To what extent does language determine reality?
I can speak Latvian (native), Deutsch (although getting rusty) and English. Russian I can understand for most of the time, but cannot really speak very well.
So one thing I noticed on empirical level is that I always think of nouns in terms of gender even in if I'm using English which, of course, is a genderless language (with few unimportant exceptions). That's because in Latvian noun gender is very strict and very important.
Following that, reality gets wrapped in this gendered aspect - "spoon" is femininie, "knife" is masculine, "tree" is masculine, "door" is feminine, "fate" is masculine", "faith" is feminine and so on and so forth.
Where gender does sometimes appear - like "she ship" - that sound off to me, because in my mind, based on Latvian, ship has to be masculine. Extra layer of confusion gets added when speaking German, which has genders - including 'neuter' which dosen't exist in Latvian - and they, obviously, differ from those in my native tongue so you end up in state of confusion and cognitive dissonance, because what used to be one gender in many cases becomes a different one.

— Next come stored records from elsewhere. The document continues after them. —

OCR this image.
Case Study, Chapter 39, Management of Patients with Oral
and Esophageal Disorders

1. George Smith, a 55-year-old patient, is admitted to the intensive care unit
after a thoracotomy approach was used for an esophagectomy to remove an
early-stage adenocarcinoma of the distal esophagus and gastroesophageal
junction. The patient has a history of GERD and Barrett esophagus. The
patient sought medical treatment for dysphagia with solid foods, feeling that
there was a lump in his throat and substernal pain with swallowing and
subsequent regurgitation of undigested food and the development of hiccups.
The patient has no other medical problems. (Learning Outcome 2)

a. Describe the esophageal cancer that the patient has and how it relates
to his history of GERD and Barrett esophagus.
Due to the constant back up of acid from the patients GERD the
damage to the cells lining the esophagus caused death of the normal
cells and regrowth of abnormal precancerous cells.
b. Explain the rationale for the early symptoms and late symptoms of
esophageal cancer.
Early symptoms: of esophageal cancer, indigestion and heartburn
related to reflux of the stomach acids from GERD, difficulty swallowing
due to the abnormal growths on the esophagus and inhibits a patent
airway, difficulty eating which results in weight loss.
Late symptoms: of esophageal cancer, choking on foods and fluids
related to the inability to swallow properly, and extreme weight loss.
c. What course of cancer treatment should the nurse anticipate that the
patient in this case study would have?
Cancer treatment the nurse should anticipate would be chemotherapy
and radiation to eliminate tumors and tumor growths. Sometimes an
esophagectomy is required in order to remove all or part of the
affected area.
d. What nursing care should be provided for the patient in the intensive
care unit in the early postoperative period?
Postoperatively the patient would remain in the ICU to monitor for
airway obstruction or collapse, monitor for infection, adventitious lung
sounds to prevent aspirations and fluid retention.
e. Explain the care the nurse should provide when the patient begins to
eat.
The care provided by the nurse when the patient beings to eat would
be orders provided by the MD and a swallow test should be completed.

Only thing that somewhat saves the situation is that in German the gender is attached to article (die, der, das) which is separated from the word itself while in Latvian the gender is determined by word ending since there are no articles; in that sense the gender seems to much deeper integrated in the DNA of the word itself while in German there's already a step towards abstraction so you can just accept the rules and rota memorize the articles without blowing the fuse.
Question, of course, is - how much it actally determins reality if all the 'its' become 'he' and 'she'. I suppose it gives more of an animistic view on life. But all in all I cannot see it being TOO improtant. Also it could be interesting to know from perspective of English language speakers who have learned a language where gender is central - when using that language do you actually start to indulge in anthropomorphism or are those just little annoying rules you have stick to so you can make grammatically correct sentences?
What I do believe though is that use of non-native language determins thought in a sense that it creates an emotional detachment and makes the reasoning process more dispassionate, as if your taking a step back from the workings of your own mind. If you think about writers who wrote in a non-native languages, like Beckett, Conrad, Cioran, you cannot deny that there's something cold and surgical about their efforts. But I don't think it matters one bit which non-native you know and are able to switch to, it's more the fact itself.